You've got a lot of moving parts in your question, touching on a lot of concepts, but here's my basic advice when it comes to how to think about a mid-to-large scale MVC application:
Presentation <---> Business Logic <---> Data Access
Firstly, it's best to not think of the the app as "an MVC application". It's an application that uses the MVC pattern as its presentation component. Thinking about it this way will help you separate out your business logic concerns from your presentation concerns. Perhaps it's ok for small applications to pile everything down to database access into the MVC structure, but it'll quickly become untenable for a mid-to-large application.
MVC (Presentation)
In your app, the ASP.NET MVC component should deal with transforming business data for display purposes (Models), displaying the user interface (Views), and communication issues such as routing, authentication, authorization, request validation, response handling, and the like (Controllers). If you have code that does something else, then it doesn't belong in the MVC component.
Repository/ORM (Data Access)
Also in your app, the data access layer should be concerned with retrieving and storing persistent data. Commonly that's in the form of a relational database, but there are many other ways data can be persisted. If you have code that isn't reading or storing persistent data, then it doesn't belong in the data layer. I shared my thoughts on the ORM/Repository discussion previously on SO, but to recap, I don't consider an ORM to be the same thing as a Repository, for several reasons.
Business Logic
So now you have your presentation layer (MVC), and your data layer (repository or ORM) ... Everything else is your business logic layer (BLL). All of your code that decides which data to retrieve, or performs complicated calculations, or makes business decisions, should be here. I usually organize my business logic in the form of 'services', which my presentation layer can call upon to do the work requested. All of my domain models exist here.
Your Approach
This is where your approach breaks down a little for me. You describe your MVC controller as the place you would get data from the repository, and call upon the MPGCalculator to do some work, etc. I would not have my controller do any of this, but instead would delegate all of this off to a service in the BLL.

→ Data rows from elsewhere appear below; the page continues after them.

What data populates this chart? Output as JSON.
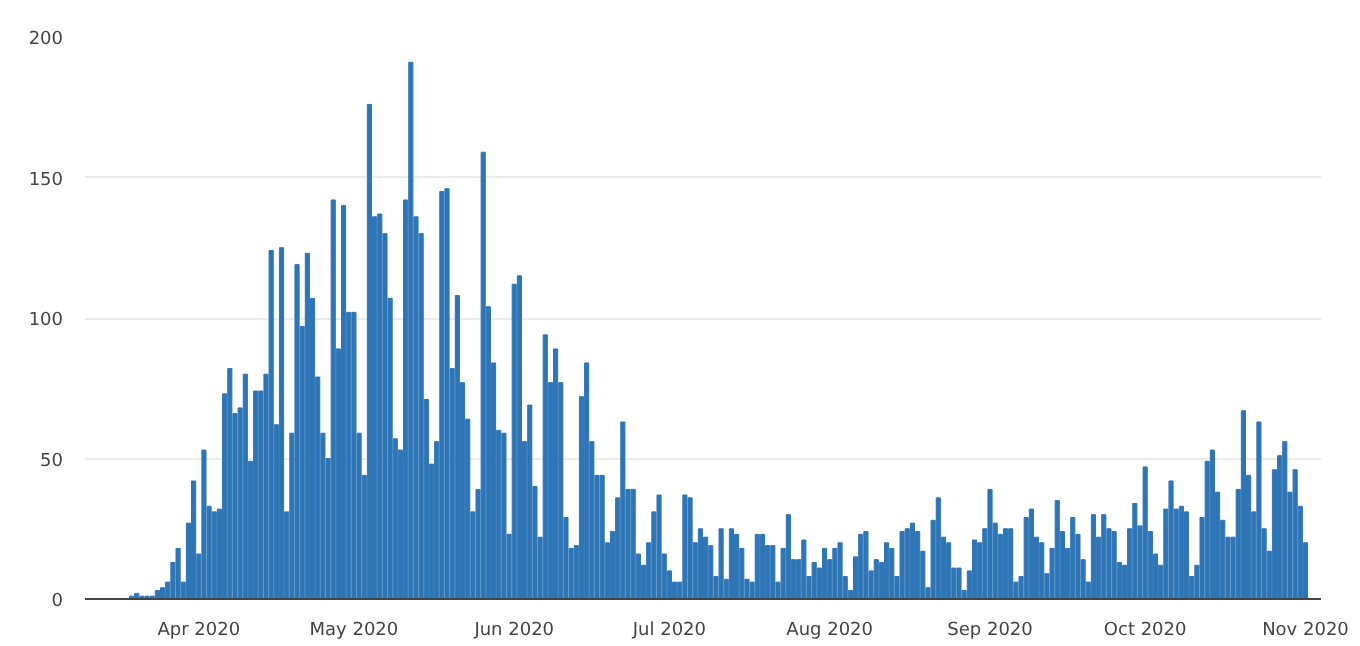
{
  "chart_data": {
    "type": "bar",
    "color": "#2e75b6",
    "grid": "y",
    "xlim": [
      "2020-03-10",
      "2020-11-04"
    ],
    "ylim": [
      0,
      200
    ],
    "yticks": [
      0,
      50,
      100,
      150,
      200
    ],
    "xticks": [
      {
        "value": "2020-04-01",
        "label": "Apr 2020"
      },
      {
        "value": "2020-05-01",
        "label": "May 2020"
      },
      {
        "value": "2020-06-01",
        "label": "Jun 2020"
      },
      {
        "value": "2020-07-01",
        "label": "Jul 2020"
      },
      {
        "value": "2020-08-01",
        "label": "Aug 2020"
      },
      {
        "value": "2020-09-01",
        "label": "Sep 2020"
      },
      {
        "value": "2020-10-01",
        "label": "Oct 2020"
      },
      {
        "value": "2020-11-01",
        "label": "Nov 2020"
      }
    ],
    "x": [
      "2020-03-15",
      "2020-03-16",
      "2020-03-17",
      "2020-03-18",
      "2020-03-19",
      "2020-03-20",
      "2020-03-21",
      "2020-03-22",
      "2020-03-23",
      "2020-03-24",
      "2020-03-25",
      "2020-03-26",
      "2020-03-27",
      "2020-03-28",
      "2020-03-29",
      "2020-03-30",
      "2020-03-31",
      "2020-04-01",
      "2020-04-02",
      "2020-04-03",
      "2020-04-04",
      "2020-04-05",
      "2020-04-06",
      "2020-04-07",
      "2020-04-08",
      "2020-04-09",
      "2020-04-10",
      "2020-04-11",
      "2020-04-12",
      "2020-04-13",
      "2020-04-14",
      "2020-04-15",
      "2020-04-16",
      "2020-04-17",
      "2020-04-18",
      "2020-04-19",
      "2020-04-20",
      "2020-04-21",
      "2020-04-22",
      "2020-04-23",
      "2020-04-24",
      "2020-04-25",
      "2020-04-26",
      "2020-04-27",
      "2020-04-28",
      "2020-04-29",
      "2020-04-30",
      "2020-05-01",
      "2020-05-02",
      "2020-05-03",
      "2020-05-04",
      "2020-05-05",
      "2020-05-06",
      "2020-05-07",
      "2020-05-08",
      "2020-05-09",
      "2020-05-10",
      "2020-05-11",
      "2020-05-12",
      "2020-05-13",
      "2020-05-14",
      "2020-05-15",
      "2020-05-16",
      "2020-05-17",
      "2020-05-18",
      "2020-05-19",
      "2020-05-20",
      "2020-05-21",
      "2020-05-22",
      "2020-05-23",
      "2020-05-24",
      "2020-05-25",
      "2020-05-26",
      "2020-05-27",
      "2020-05-28",
      "2020-05-29",
      "2020-05-30",
      "2020-05-31",
      "2020-06-01",
      "2020-06-02",
      "2020-06-03",
      "2020-06-04",
      "2020-06-05",
      "2020-06-06",
      "2020-06-07",
      "2020-06-08",
      "2020-06-09",
      "2020-06-10",
      "2020-06-11",
      "2020-06-12",
      "2020-06-13",
      "2020-06-14",
      "2020-06-15",
      "2020-06-16",
      "2020-06-17",
      "2020-06-18",
      "2020-06-19",
      "2020-06-20",
      "2020-06-21",
      "2020-06-22",
      "2020-06-23",
      "2020-06-24",
      "2020-06-25",
      "2020-06-26",
      "2020-06-27",
      "2020-06-28",
      "2020-06-29",
      "2020-06-30",
      "2020-07-01",
      "2020-07-02",
      "2020-07-03",
      "2020-07-04",
      "2020-07-05",
      "2020-07-06",
      "2020-07-07",
      "2020-07-08",
      "2020-07-09",
      "2020-07-10",
      "2020-07-11",
      "2020-07-12",
      "2020-07-13",
      "2020-07-14",
      "2020-07-15",
      "2020-07-16",
      "2020-07-17",
      "2020-07-18",
      "2020-07-19",
      "2020-07-20",
      "2020-07-21",
      "2020-07-22",
      "2020-07-23",
      "2020-07-24",
      "2020-07-25",
      "2020-07-26",
      "2020-07-27",
      "2020-07-28",
      "2020-07-29",
      "2020-07-30",
      "2020-07-31",
      "2020-08-01",
      "2020-08-02",
      "2020-08-03",
      "2020-08-04",
      "2020-08-05",
      "2020-08-06",
      "2020-08-07",
      "2020-08-08",
      "2020-08-09",
      "2020-08-10",
      "2020-08-11",
      "2020-08-12",
      "2020-08-13",
      "2020-08-14",
      "2020-08-15",
      "2020-08-16",
      "2020-08-17",
      "2020-08-18",
      "2020-08-19",
      "2020-08-20",
      "2020-08-21",
      "2020-08-22",
      "2020-08-23",
      "2020-08-24",
      "2020-08-25",
      "2020-08-26",
      "2020-08-27",
      "2020-08-28",
      "2020-08-29",
      "2020-08-30",
      "2020-08-31",
      "2020-09-01",
      "2020-09-02",
      "2020-09-03",
      "2020-09-04",
      "2020-09-05",
      "2020-09-06",
      "2020-09-07",
      "2020-09-08",
      "2020-09-09",
      "2020-09-10",
      "2020-09-11",
      "2020-09-12",
      "2020-09-13",
      "2020-09-14",
      "2020-09-15",
      "2020-09-16",
      "2020-09-17",
      "2020-09-18",
      "2020-09-19",
      "2020-09-20",
      "2020-09-21",
      "2020-09-22",
      "2020-09-23",
      "2020-09-24",
      "2020-09-25",
      "2020-09-26",
      "2020-09-27",
      "2020-09-28",
      "2020-09-29",
      "2020-09-30",
      "2020-10-01",
      "2020-10-02",
      "2020-10-03",
      "2020-10-04",
      "2020-10-05",
      "2020-10-06",
      "2020-10-07",
      "2020-10-08",
      "2020-10-09",
      "2020-10-10",
      "2020-10-11",
      "2020-10-12",
      "2020-10-13",
      "2020-10-14",
      "2020-10-15",
      "2020-10-16",
      "2020-10-17",
      "2020-10-18",
      "2020-10-19",
      "2020-10-20",
      "2020-10-21",
      "2020-10-22",
      "2020-10-23",
      "2020-10-24",
      "2020-10-25",
      "2020-10-26",
      "2020-10-27",
      "2020-10-28",
      "2020-10-29",
      "2020-10-30",
      "2020-10-31",
      "2020-11-01"
    ],
    "values": [
      0,
      0,
      0,
      0,
      1,
      2,
      1,
      1,
      1,
      3,
      4,
      6,
      13,
      18,
      6,
      27,
      42,
      16,
      53,
      33,
      31,
      32,
      73,
      82,
      66,
      68,
      80,
      49,
      74,
      74,
      80,
      124,
      62,
      125,
      31,
      59,
      119,
      97,
      123,
      107,
      79,
      59,
      50,
      142,
      89,
      140,
      102,
      102,
      59,
      44,
      176,
      136,
      137,
      130,
      107,
      57,
      53,
      142,
      191,
      136,
      130,
      71,
      48,
      56,
      145,
      146,
      82,
      108,
      77,
      64,
      31,
      39,
      159,
      104,
      84,
      60,
      59,
      23,
      112,
      115,
      56,
      69,
      40,
      22,
      94,
      77,
      89,
      77,
      29,
      18,
      19,
      72,
      84,
      56,
      44,
      44,
      20,
      24,
      36,
      63,
      39,
      39,
      16,
      12,
      20,
      31,
      37,
      16,
      10,
      6,
      6,
      37,
      36,
      20,
      25,
      22,
      19,
      8,
      25,
      7,
      25,
      23,
      18,
      7,
      6,
      23,
      23,
      19,
      19,
      6,
      18,
      30,
      14,
      14,
      21,
      8,
      13,
      11,
      18,
      14,
      18,
      20,
      8,
      3,
      15,
      23,
      24,
      10,
      14,
      13,
      20,
      18,
      8,
      24,
      25,
      27,
      24,
      17,
      4,
      28,
      36,
      22,
      20,
      11,
      11,
      3,
      10,
      21,
      20,
      25,
      39,
      27,
      23,
      25,
      25,
      6,
      8,
      29,
      32,
      22,
      20,
      9,
      18,
      35,
      24,
      18,
      29,
      23,
      14,
      6,
      30,
      22,
      30,
      25,
      24,
      13,
      12,
      25,
      34,
      26,
      47,
      24,
      16,
      12,
      32,
      42,
      32,
      33,
      31,
      8,
      12,
      29,
      49,
      53,
      38,
      28,
      22,
      22,
      39,
      67,
      44,
      31,
      63,
      25,
      17,
      46,
      51,
      56,
      38,
      46,
      33,
      20
    ]
  }
}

In other words, I would not inject a repository and MPGCalculator into the controller, that's giving the controller too much responsibility (it's already handling all of the controller stuff I mentioned above). Instead, I would have a service in the BLL handle all of that, and pass the results back to the controller. The controller can then transform the results to the correct model, and pass that on to the correct view. The controller doesn't have any business logic in it, and the only things injected into the controller would be the appropriate BLL services.
Doing it this way means your business logic (for example, given a set of vehicles, calculate the MPG and sort best to worst) is independent from presentation and persistence concerns. It'll usually be in a library that doesn't know or care about the data persistence strategy nor the presentation strategy.
How large is your application? There's a good chance you're overthinking this. Unless the application is a large, enterprise-grade application, the high degree of loose coupling you are advocating is probably unnecessary.
If you decide that this level of loose coupling is still necessary, create a service layer that returns "service" objects. This fulfills a similar function to View Models in MVC. You will then write code in your service layer that maps objects from your domain model to your service model.
Note that part of your struggle may be due to the fact that, while your Data Repository is returning CRUD objects, your Service Layer should be returning the result of actions. For example:
public InvoiceView GetInvoice(int invoiceID);
returns a InvoiceView
object containing whatever data you wish to expose to the public, including Name, Address, Line Items and so forth, from several different tables/objects in your domain.
public class InvoiceView
{
public int InvoiceID;
public Address ShippingAddress;
public Address BillingAddress;
public List<LineItem> LineItems;
...
}
Similarly, there will be Service Layer methods that simply performs an action and returns an object indicating the result of the action:
public TransactionResult Transfer(
int sourceAccountID, int targetAccountID, Money amount, ValidationToken token);
IMPORTANT: You'll never be able to completely decouple from your data. Your consumer will always have to have some knowledge of the data, even if it's just an object ID or UUID.
Best Answer
I hate the idea of parallel object hierarchies just for the sake of layer purity.
This is a Core J2EE Pattern that in my view has become an anti-pattern. People used to create DTOs because the EJB 1.0 entity model was too chatty. I think POJOs/POCOs are smarter and don't have to resort to such contortions.
The data access layer might represent tables or objects, depending on which way you go.
The service layer maps to use cases and units of work. It owns transactions and orchestrates processes to fulfill the wishes of clients. It should be UI agnostic.
I'd recommend creating model objects and using them appropriately. Just make sure that you find a way to avoid cyclic dependencies between packages/namespaces. Don't couple all of them together. Data access layer should know about model objects but nothing else. Service layer should know about data access layer, model objects, other services and nothing else. View layer should have controllers that invoke services and nothing else.